Un ex medico radiato parla in diretta su Telegram di vaccini come strumenti di controllo, di complotti internazionali, di verità che i giornali nascondono. In migliaia lo ascoltano, si riconoscono, condividono la sua posizione. Ma non è un’eccezione: ogni giorno, le piattaforme digitali e il sistema dei media amplificano narrazioni alternative, tensioni virali, comunità polarizzate. Questa è la società esposta: un ambiente in cui la comunicazione e la sfera pubblica sono diventate vulnerabili, attraversate da sfiducia, sovraccarico informativo e conflitti tossici. La democrazia non è minacciata solo da forze illiberali, ma da un ecosistema in cui parole e legami si logorano, e il dissenso perde riconoscimento. Giovanni Boccia Artieri, sociologo dei media, racconta le dinamiche di questa esposizione. Ma il libro va oltre la diagnosi: propone pratiche di cura del discorso pubblico, ecologie della comunicazione, forme di cittadinanza critica capaci di rigenerare il legame tra parola e spazio pubblico. Perché la democrazia è fragile, ma non impotente: può imparare a vivere nella sua vulnerabilità, e da lì ripartire. I social favoriscono ciò che funziona: e ciò che funziona polarizza, semplifica, infiamma. La democrazia ha bisogno di ascolto, mediazione, argomentazione. E se il conflitto algoritmico si consuma in millisecondi, il dissenso democratico richiede tempo.

L’autore

Giovanni Boccia Artieri – Professore ordinario di Sociologia della comunicazione e dei media digitali all’Università “Carlo Bo” di Urbino, dove è pro-rettore alla Didattica, comunicazione interna ed esterna e direttore del Dipartimento di Scienze della comunicazione, studi umanistici e internazionali. È coordinatore del Dottorato in studi umanistici e dirige il Centro LaRiCA (Laboratorio di Ricerca sulla Comunicazione Avanzata). Si occupa di processi di mediatizzazione, con un focus sulla digitalizzazione e le culture partecipative civiche e politiche. È stato membro del gruppo di lavoro sul fenomeno dell’odio online istituito presso l’ufficio di gabinetto del Ministro per l’innovazione tecnologica e la digitalizzazione ed è tra i fondatori di Parole O_Stili, progetto sociale di sensibilizzazione contro la violenza delle parole.

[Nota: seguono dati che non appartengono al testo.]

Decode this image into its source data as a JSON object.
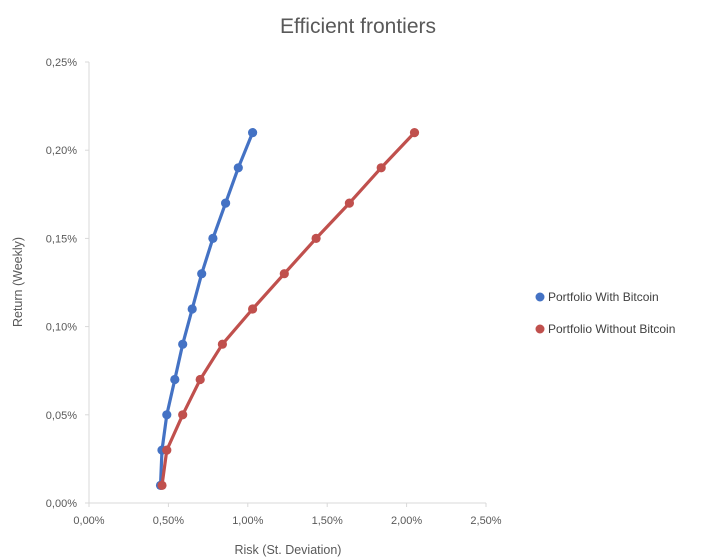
{
  "chart_data": {
    "type": "scatter",
    "title": "Efficient frontiers",
    "xlabel": "Risk (St. Deviation)",
    "ylabel": "Return (Weekly)",
    "xlim": [
      0.0,
      0.025
    ],
    "ylim": [
      0.0,
      0.0025
    ],
    "x_ticks": [
      "0,00%",
      "0,50%",
      "1,00%",
      "1,50%",
      "2,00%",
      "2,50%"
    ],
    "y_ticks": [
      "0,00%",
      "0,05%",
      "0,10%",
      "0,15%",
      "0,20%",
      "0,25%"
    ],
    "x_tick_values": [
      0.0,
      0.005,
      0.01,
      0.015,
      0.02,
      0.025
    ],
    "y_tick_values": [
      0.0,
      0.0005,
      0.001,
      0.0015,
      0.002,
      0.0025
    ],
    "grid": false,
    "legend_position": "right",
    "connected": true,
    "series": [
      {
        "name": "Portfolio With Bitcoin",
        "color": "#4472C4",
        "x": [
          0.0045,
          0.0046,
          0.0049,
          0.0054,
          0.0059,
          0.0065,
          0.0071,
          0.0078,
          0.0086,
          0.0094,
          0.0103
        ],
        "y": [
          0.0001,
          0.0003,
          0.0005,
          0.0007,
          0.0009,
          0.0011,
          0.0013,
          0.0015,
          0.0017,
          0.0019,
          0.0021
        ]
      },
      {
        "name": "Portfolio Without Bitcoin",
        "color": "#C0504D",
        "x": [
          0.0046,
          0.0049,
          0.0059,
          0.007,
          0.0084,
          0.0103,
          0.0123,
          0.0143,
          0.0164,
          0.0184,
          0.0205
        ],
        "y": [
          0.0001,
          0.0003,
          0.0005,
          0.0007,
          0.0009,
          0.0011,
          0.0013,
          0.0015,
          0.0017,
          0.0019,
          0.0021
        ]
      }
    ]
  }
}
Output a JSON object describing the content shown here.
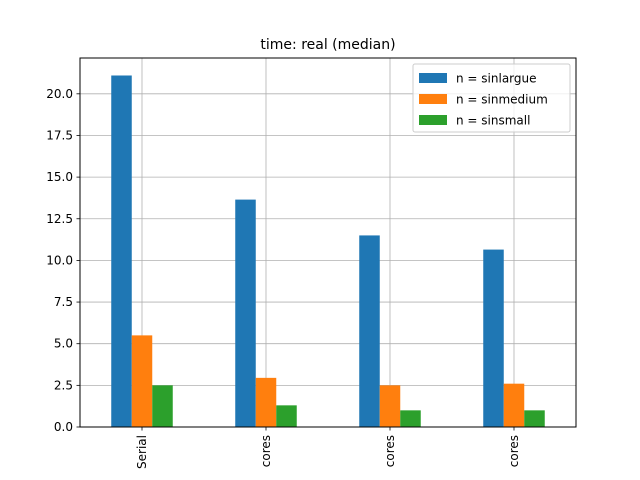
{
  "chart_data": {
    "type": "bar",
    "title": "time: real (median)",
    "xlabel": "",
    "ylabel": "",
    "categories": [
      "Serial",
      "cores",
      "cores",
      "cores"
    ],
    "series": [
      {
        "name": "n = sinlargue",
        "color": "#1f77b4",
        "values": [
          21.1,
          13.65,
          11.5,
          10.65
        ]
      },
      {
        "name": "n = sinmedium",
        "color": "#ff7f0e",
        "values": [
          5.5,
          2.95,
          2.5,
          2.6
        ]
      },
      {
        "name": "n = sinsmall",
        "color": "#2ca02c",
        "values": [
          2.5,
          1.3,
          1.0,
          1.0
        ]
      }
    ],
    "ylim": [
      0,
      22.15
    ],
    "yticks": [
      0.0,
      2.5,
      5.0,
      7.5,
      10.0,
      12.5,
      15.0,
      17.5,
      20.0
    ],
    "ytick_labels": [
      "0.0",
      "2.5",
      "5.0",
      "7.5",
      "10.0",
      "12.5",
      "15.0",
      "17.5",
      "20.0"
    ],
    "grid": true,
    "legend_position": "top-right"
  }
}
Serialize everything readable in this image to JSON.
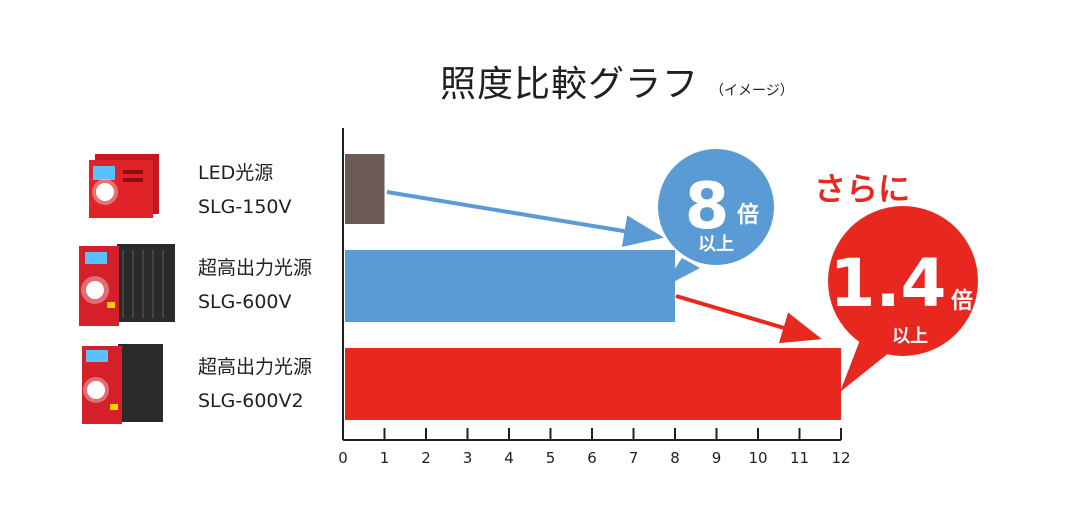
{
  "title": "照度比較グラフ",
  "subtitle": "（イメージ）",
  "products": [
    {
      "name": "LED光源",
      "model": "SLG-150V",
      "image_icon": "red-light-source-unit-icon"
    },
    {
      "name": "超高出力光源",
      "model": "SLG-600V",
      "image_icon": "large-red-black-light-source-unit-icon"
    },
    {
      "name": "超高出力光源",
      "model": "SLG-600V2",
      "image_icon": "red-black-light-source-unit-icon"
    }
  ],
  "callouts": {
    "first": {
      "value": "8",
      "unit": "倍",
      "suffix": "以上"
    },
    "second": {
      "value": "1.4",
      "unit": "倍",
      "suffix": "以上"
    },
    "more": "さらに"
  },
  "colors": {
    "bar1": "#6b5a55",
    "bar2": "#5b9bd5",
    "bar3": "#e8281e",
    "callout_blue": "#5b9bd5",
    "callout_red": "#e8281e",
    "emphasis_red": "#e8281e"
  },
  "chart_data": {
    "type": "bar",
    "orientation": "horizontal",
    "title": "照度比較グラフ",
    "categories": [
      "SLG-150V",
      "SLG-600V",
      "SLG-600V2"
    ],
    "values": [
      1,
      8,
      12
    ],
    "xlim": [
      0,
      12
    ],
    "xticks": [
      0,
      1,
      2,
      3,
      4,
      5,
      6,
      7,
      8,
      9,
      10,
      11,
      12
    ],
    "grid": false
  }
}
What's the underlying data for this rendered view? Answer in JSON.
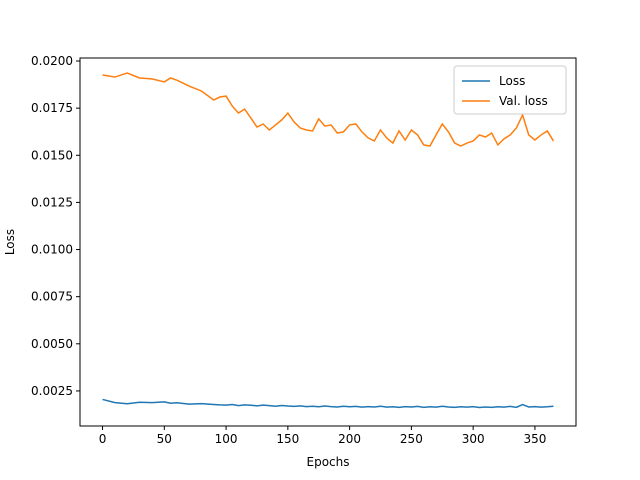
{
  "chart_data": {
    "type": "line",
    "xlabel": "Epochs",
    "ylabel": "Loss",
    "x": [
      0,
      10,
      20,
      30,
      40,
      50,
      55,
      60,
      70,
      80,
      90,
      95,
      100,
      105,
      110,
      115,
      120,
      125,
      130,
      135,
      140,
      145,
      150,
      155,
      160,
      165,
      170,
      175,
      180,
      185,
      190,
      195,
      200,
      205,
      210,
      215,
      220,
      225,
      230,
      235,
      240,
      245,
      250,
      255,
      260,
      265,
      270,
      275,
      280,
      285,
      290,
      295,
      300,
      305,
      310,
      315,
      320,
      325,
      330,
      335,
      340,
      345,
      350,
      355,
      360,
      365
    ],
    "series": [
      {
        "name": "Loss",
        "color": "#1f77b4",
        "values": [
          0.00205,
          0.00188,
          0.00182,
          0.0019,
          0.00188,
          0.00192,
          0.00185,
          0.00187,
          0.0018,
          0.00183,
          0.00178,
          0.00176,
          0.00175,
          0.00178,
          0.00172,
          0.00176,
          0.00174,
          0.00171,
          0.00175,
          0.00172,
          0.00169,
          0.00173,
          0.0017,
          0.00168,
          0.00171,
          0.00167,
          0.00169,
          0.00166,
          0.0017,
          0.00167,
          0.00165,
          0.00169,
          0.00166,
          0.00168,
          0.00164,
          0.00167,
          0.00165,
          0.00169,
          0.00164,
          0.00166,
          0.00163,
          0.00167,
          0.00165,
          0.00168,
          0.00163,
          0.00166,
          0.00164,
          0.00169,
          0.00165,
          0.00163,
          0.00166,
          0.00164,
          0.00167,
          0.00162,
          0.00165,
          0.00163,
          0.00166,
          0.00164,
          0.00168,
          0.00163,
          0.00178,
          0.00165,
          0.00167,
          0.00164,
          0.00166,
          0.00169
        ]
      },
      {
        "name": "Val. loss",
        "color": "#ff7f0e",
        "values": [
          0.01926,
          0.01915,
          0.01936,
          0.0191,
          0.01905,
          0.01889,
          0.0191,
          0.01899,
          0.01867,
          0.01841,
          0.01793,
          0.01809,
          0.01814,
          0.01761,
          0.01724,
          0.01745,
          0.01698,
          0.0165,
          0.01666,
          0.01634,
          0.01661,
          0.01687,
          0.01724,
          0.01677,
          0.01645,
          0.01634,
          0.01629,
          0.01693,
          0.01655,
          0.01661,
          0.01618,
          0.01624,
          0.01661,
          0.01666,
          0.01624,
          0.01592,
          0.01576,
          0.01634,
          0.01592,
          0.01565,
          0.01629,
          0.01581,
          0.01634,
          0.01608,
          0.01555,
          0.01549,
          0.01608,
          0.01666,
          0.01624,
          0.01565,
          0.01549,
          0.01565,
          0.01576,
          0.01608,
          0.01597,
          0.01618,
          0.01555,
          0.01587,
          0.01608,
          0.01645,
          0.01714,
          0.01608,
          0.01581,
          0.01608,
          0.01629,
          0.01576
        ]
      }
    ],
    "xlim": [
      -18.25,
      383.25
    ],
    "xticks": [
      0,
      50,
      100,
      150,
      200,
      250,
      300,
      350
    ],
    "ylim": [
      0.00064,
      0.02016
    ],
    "yticks": [
      0.0025,
      {
        "value": 0.005,
        "label": "0.0050"
      },
      0.0075,
      {
        "value": 0.01,
        "label": "0.0100"
      },
      0.0125,
      {
        "value": 0.015,
        "label": "0.0150"
      },
      0.0175,
      {
        "value": 0.02,
        "label": "0.0200"
      }
    ],
    "legend": "upper right"
  }
}
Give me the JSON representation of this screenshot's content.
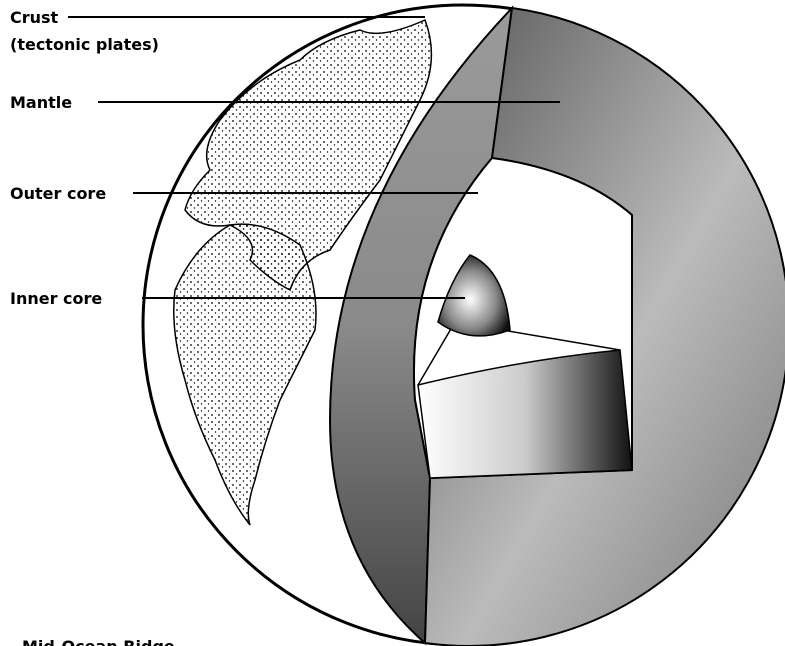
{
  "labels": [
    {
      "text": "Crust",
      "subtext": "(tectonic plates)"
    },
    {
      "text": "Mantle"
    },
    {
      "text": "Outer core"
    },
    {
      "text": "Inner core"
    }
  ],
  "footer": "Mid-Ocean Ridge"
}
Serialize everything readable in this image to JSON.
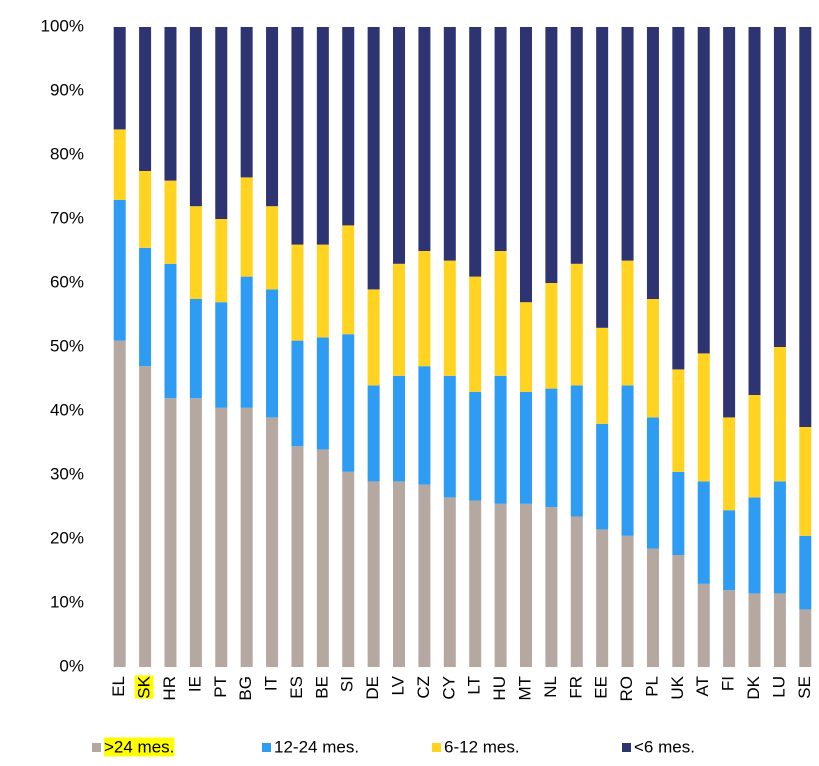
{
  "chart_data": {
    "type": "stacked_bar",
    "categories": [
      "EL",
      "SK",
      "HR",
      "IE",
      "PT",
      "BG",
      "IT",
      "ES",
      "BE",
      "SI",
      "DE",
      "LV",
      "CZ",
      "CY",
      "LT",
      "HU",
      "MT",
      "NL",
      "FR",
      "EE",
      "RO",
      "PL",
      "UK",
      "AT",
      "FI",
      "DK",
      "LU",
      "SE"
    ],
    "series": [
      {
        "name": ">24 mes.",
        "color": "#b5a8a1",
        "values": [
          51,
          47,
          42,
          42,
          40.5,
          40.5,
          39,
          34.5,
          34,
          30.5,
          29,
          29,
          28.5,
          26.5,
          26,
          25.5,
          25.5,
          25,
          23.5,
          21.5,
          20.5,
          18.5,
          17.5,
          13,
          12,
          11.5,
          11.5,
          9
        ]
      },
      {
        "name": "12-24 mes.",
        "color": "#2e9cf2",
        "values": [
          22,
          18.5,
          21,
          15.5,
          16.5,
          20.5,
          20,
          16.5,
          17.5,
          21.5,
          15,
          16.5,
          18.5,
          19,
          17,
          20,
          17.5,
          18.5,
          20.5,
          16.5,
          23.5,
          20.5,
          13,
          16,
          12.5,
          15,
          17.5,
          11.5
        ]
      },
      {
        "name": "6-12 mes.",
        "color": "#ffd320",
        "values": [
          11,
          12,
          13,
          14.5,
          13,
          15.5,
          13,
          15,
          14.5,
          17,
          15,
          17.5,
          18,
          18,
          18,
          19.5,
          14,
          16.5,
          19,
          15,
          19.5,
          18.5,
          16,
          20,
          14.5,
          16,
          21,
          17
        ]
      },
      {
        "name": "<6 mes.",
        "color": "#2e3372",
        "values": [
          16,
          22.5,
          24,
          28,
          30,
          23.5,
          28,
          34,
          34,
          31,
          41,
          37,
          35,
          36.5,
          39,
          35,
          43,
          40,
          37,
          47,
          36.5,
          42.5,
          53.5,
          51,
          61,
          57.5,
          50,
          62.5
        ]
      }
    ],
    "ylim": [
      0,
      100
    ],
    "yticks": [
      {
        "value": 0,
        "label": "0%"
      },
      {
        "value": 10,
        "label": "10%"
      },
      {
        "value": 20,
        "label": "20%"
      },
      {
        "value": 30,
        "label": "30%"
      },
      {
        "value": 40,
        "label": "40%"
      },
      {
        "value": 50,
        "label": "50%"
      },
      {
        "value": 60,
        "label": "60%"
      },
      {
        "value": 70,
        "label": "70%"
      },
      {
        "value": 80,
        "label": "80%"
      },
      {
        "value": 90,
        "label": "90%"
      },
      {
        "value": 100,
        "label": "100%"
      }
    ],
    "grid": false,
    "legend": "bottom",
    "highlighted": [
      "SK",
      ">24 mes."
    ],
    "highlight_color": "#ffff00"
  }
}
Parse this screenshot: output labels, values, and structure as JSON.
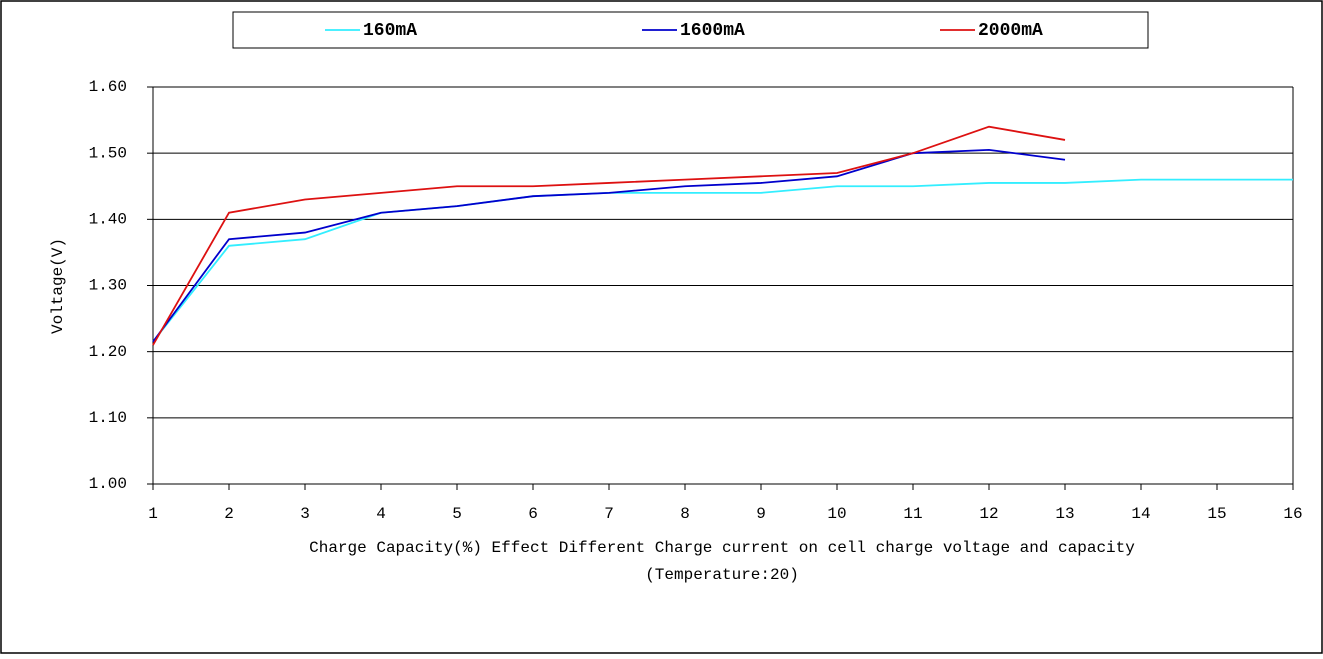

Dal 2020 è stato invitato come membro dell’Academia Europaea e opera nella sezione Film, media and visual studies. Tra le pubblicazioni recenti “Le teorie delle comunicazioni di massa e la sfida digitale” (Roma-Bari 2019) e “Voci della democrazia. Il futuro del dibattito pubblico” (Bologna 2021), entrambi con Sara Bentivegna, nonché “Comunicare. Persone, relazioni, media” (con F. Colombo e G. Gili, Roma-Bari 2022).

INFORMAZIONI
Ingresso libero fino a esaurimento posti.